Coaching the Thunder for a day is part of Make-A-Wish, which Lorelei’s mother nominated her for.
“I always envisioned Make-A-Wish as a dying 4-year-old going to Disney World,” said Lorelei. “My attitude was ‘I’m going to beat this,’ so I don’t need it. But I love the Thunder, and realized I could turn it into an opportunity for the Lord. I got to go to the coaches meeting, practice with the players, eat lunch at the coaching facilities and warm up before the game with the players. I was court side, but not on the bench with the players during the game.”
Lorelei was also interviewed on television during the game. (By the way, the Thunder beat the Sacramento Kings that night)
The middle schoolers, who Lorelei works with, sold lime green T-shirts, the awareness color for Hodgkin’s Lymphoma, which people wear on the days Lorelei has chemotherapy. They also had a dance to raise money for medical bills.
Lorelei was saved when she was 7, after being involved in the “Red Book Club” at Cherokee Hills.
“We had picture books just for kids that told about Jesus, and I realized for the first time, that Jesus wasn’t just for adults,” she recalled. “I told my mother I wanted to received Jesus, and we prayed in our van in a doctor’s parking lot.”

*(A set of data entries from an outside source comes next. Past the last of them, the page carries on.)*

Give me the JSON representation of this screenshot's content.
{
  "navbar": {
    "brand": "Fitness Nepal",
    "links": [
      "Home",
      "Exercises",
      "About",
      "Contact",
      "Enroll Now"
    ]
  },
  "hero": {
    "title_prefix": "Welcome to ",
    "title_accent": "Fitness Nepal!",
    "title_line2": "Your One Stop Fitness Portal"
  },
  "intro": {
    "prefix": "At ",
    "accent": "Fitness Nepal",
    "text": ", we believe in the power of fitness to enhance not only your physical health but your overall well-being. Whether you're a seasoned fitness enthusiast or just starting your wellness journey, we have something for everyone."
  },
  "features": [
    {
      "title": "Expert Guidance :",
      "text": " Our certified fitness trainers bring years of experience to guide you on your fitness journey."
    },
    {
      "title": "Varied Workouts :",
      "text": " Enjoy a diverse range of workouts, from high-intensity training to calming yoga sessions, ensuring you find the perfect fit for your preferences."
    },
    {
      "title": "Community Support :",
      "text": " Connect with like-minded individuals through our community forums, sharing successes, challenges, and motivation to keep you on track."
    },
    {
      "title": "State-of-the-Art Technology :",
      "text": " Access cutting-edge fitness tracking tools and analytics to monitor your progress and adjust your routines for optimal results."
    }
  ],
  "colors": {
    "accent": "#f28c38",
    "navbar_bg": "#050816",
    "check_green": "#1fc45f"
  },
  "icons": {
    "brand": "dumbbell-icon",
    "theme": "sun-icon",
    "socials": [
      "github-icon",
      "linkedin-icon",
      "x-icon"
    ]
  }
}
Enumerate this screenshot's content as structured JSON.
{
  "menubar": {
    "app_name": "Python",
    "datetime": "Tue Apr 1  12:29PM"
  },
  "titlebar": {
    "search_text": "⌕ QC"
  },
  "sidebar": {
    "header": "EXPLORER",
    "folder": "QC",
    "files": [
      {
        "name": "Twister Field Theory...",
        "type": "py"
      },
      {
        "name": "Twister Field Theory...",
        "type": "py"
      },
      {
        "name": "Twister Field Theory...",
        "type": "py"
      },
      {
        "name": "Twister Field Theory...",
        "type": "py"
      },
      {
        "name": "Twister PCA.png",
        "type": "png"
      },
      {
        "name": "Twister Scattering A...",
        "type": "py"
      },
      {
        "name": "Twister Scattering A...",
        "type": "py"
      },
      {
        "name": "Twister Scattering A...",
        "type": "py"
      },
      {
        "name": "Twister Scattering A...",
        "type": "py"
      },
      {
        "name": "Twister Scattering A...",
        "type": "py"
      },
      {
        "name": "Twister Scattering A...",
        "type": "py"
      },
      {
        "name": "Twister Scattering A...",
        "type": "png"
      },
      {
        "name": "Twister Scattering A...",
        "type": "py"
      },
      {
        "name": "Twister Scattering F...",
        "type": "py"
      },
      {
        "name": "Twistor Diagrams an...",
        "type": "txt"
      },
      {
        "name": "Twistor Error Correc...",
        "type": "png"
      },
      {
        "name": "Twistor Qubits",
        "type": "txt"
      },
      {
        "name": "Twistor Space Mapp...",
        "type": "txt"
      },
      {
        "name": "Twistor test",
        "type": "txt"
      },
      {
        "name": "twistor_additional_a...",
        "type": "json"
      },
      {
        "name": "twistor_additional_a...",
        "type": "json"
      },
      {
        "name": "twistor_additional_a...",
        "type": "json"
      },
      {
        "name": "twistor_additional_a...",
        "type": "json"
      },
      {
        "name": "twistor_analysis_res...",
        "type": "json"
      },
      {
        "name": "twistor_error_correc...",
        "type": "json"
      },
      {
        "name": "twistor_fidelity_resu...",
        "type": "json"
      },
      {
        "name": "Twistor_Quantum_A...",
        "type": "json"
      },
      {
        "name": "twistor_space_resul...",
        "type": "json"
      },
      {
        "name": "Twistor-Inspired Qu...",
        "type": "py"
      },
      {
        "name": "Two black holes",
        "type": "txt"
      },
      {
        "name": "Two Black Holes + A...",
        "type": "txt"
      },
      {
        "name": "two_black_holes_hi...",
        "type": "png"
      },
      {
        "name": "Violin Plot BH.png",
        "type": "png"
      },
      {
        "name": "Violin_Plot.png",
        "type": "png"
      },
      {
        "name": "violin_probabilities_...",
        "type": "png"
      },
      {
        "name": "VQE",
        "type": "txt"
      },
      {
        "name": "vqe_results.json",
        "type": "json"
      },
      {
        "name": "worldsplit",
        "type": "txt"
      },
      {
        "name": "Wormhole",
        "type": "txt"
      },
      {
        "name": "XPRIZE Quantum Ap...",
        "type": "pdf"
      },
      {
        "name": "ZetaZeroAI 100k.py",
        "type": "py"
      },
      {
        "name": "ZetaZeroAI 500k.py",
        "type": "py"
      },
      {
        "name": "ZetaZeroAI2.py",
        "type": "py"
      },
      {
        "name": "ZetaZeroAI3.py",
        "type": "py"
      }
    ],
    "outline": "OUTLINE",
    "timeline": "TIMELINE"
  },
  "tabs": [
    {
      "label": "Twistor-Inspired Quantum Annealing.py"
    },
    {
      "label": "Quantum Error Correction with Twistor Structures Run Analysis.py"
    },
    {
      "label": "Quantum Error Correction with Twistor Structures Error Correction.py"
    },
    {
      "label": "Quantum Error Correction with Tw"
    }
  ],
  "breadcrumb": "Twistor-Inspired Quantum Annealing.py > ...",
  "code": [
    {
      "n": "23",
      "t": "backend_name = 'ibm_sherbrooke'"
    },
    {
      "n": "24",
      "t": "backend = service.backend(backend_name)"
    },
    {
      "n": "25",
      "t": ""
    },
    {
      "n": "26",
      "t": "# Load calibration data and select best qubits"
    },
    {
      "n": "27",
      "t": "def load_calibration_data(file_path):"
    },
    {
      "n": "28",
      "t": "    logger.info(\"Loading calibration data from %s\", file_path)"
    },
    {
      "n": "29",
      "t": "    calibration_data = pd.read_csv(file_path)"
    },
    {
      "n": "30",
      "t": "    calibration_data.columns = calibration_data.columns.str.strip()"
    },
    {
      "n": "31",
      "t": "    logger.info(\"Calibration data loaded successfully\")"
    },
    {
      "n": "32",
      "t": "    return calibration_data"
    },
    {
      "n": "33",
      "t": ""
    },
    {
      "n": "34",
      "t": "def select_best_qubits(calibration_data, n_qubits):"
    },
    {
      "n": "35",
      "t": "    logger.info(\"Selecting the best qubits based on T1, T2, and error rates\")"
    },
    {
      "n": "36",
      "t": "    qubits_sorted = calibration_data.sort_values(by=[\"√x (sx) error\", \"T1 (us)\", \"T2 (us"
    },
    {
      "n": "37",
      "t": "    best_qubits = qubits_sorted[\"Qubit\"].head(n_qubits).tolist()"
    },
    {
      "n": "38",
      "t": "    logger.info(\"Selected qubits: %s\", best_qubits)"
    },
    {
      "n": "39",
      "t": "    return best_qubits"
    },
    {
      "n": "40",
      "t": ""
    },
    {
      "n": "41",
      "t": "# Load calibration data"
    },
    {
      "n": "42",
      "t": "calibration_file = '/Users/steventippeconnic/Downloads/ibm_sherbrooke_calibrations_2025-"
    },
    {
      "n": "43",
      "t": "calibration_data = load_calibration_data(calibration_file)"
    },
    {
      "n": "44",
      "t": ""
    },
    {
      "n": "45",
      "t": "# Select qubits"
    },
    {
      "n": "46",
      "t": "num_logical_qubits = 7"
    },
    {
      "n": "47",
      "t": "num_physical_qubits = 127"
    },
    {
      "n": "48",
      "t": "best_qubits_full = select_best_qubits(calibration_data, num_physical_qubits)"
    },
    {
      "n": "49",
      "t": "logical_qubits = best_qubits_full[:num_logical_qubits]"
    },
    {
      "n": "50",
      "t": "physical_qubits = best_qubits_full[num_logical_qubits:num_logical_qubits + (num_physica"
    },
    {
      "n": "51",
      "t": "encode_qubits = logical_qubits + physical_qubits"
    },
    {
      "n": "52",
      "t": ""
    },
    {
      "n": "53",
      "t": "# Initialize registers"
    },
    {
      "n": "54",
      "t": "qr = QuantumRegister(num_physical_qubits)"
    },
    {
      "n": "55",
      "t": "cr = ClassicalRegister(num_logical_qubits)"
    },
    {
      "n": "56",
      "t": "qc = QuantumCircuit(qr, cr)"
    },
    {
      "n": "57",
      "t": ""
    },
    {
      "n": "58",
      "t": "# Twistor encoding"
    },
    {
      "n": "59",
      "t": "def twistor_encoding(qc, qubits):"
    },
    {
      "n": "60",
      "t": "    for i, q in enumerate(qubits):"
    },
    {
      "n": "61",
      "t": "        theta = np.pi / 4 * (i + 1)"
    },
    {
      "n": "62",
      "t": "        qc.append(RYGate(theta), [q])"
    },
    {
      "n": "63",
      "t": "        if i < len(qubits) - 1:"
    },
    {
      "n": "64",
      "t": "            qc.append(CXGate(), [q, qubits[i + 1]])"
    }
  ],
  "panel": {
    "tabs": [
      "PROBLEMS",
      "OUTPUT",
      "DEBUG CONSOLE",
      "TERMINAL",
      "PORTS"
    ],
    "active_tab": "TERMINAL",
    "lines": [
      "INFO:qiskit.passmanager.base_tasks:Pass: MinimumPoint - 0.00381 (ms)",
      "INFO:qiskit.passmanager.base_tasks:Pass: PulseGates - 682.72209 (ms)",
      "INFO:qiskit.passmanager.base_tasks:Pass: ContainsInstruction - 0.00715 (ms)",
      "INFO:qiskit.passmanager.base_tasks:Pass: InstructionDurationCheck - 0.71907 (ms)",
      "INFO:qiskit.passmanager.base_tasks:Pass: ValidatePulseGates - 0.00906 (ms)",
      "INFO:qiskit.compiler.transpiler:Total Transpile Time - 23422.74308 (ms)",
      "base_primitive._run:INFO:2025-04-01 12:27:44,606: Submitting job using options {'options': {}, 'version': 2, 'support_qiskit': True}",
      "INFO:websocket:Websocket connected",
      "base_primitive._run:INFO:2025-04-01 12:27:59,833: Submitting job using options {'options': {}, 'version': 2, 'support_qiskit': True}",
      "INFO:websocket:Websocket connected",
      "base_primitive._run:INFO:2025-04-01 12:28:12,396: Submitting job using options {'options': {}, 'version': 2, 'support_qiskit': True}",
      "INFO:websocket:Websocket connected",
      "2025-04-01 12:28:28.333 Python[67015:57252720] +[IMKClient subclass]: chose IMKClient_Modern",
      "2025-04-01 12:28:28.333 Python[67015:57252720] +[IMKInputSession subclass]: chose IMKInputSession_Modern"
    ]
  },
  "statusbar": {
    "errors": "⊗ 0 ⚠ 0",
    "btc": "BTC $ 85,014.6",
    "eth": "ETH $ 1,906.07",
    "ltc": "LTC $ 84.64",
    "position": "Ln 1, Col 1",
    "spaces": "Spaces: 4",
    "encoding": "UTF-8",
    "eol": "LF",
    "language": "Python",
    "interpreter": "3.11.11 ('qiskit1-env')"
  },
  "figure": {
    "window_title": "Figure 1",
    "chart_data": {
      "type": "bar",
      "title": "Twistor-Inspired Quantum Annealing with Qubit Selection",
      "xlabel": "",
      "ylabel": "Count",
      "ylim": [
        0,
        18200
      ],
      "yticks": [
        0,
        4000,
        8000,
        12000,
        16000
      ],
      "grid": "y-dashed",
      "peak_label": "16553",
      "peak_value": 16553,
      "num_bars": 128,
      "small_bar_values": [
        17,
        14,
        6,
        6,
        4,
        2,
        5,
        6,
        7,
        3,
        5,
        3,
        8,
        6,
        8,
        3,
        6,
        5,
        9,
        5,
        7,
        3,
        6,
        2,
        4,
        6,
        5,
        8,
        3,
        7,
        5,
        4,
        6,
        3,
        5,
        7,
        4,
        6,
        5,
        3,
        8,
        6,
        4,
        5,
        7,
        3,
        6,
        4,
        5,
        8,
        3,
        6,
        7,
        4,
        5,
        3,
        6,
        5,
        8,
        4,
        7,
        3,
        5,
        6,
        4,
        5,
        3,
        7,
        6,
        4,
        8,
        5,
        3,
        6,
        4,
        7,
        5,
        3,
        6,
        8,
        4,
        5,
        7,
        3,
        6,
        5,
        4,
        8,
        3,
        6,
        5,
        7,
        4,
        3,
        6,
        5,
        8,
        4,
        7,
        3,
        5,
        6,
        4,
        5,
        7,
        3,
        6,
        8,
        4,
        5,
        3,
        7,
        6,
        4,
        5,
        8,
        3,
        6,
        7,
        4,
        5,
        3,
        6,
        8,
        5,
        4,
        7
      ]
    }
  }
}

Lorelei said she was terrified when she first learned she had cancer.
“No one wants to get cancer when you’re 17,” she said. “I never questioned, however, that the Lord would protect me. I don’t have a choice right now, so I want to use my circumstances to glorify God. If God can use this journey in my life to speak to just one person and change their eternity, it is worth it.”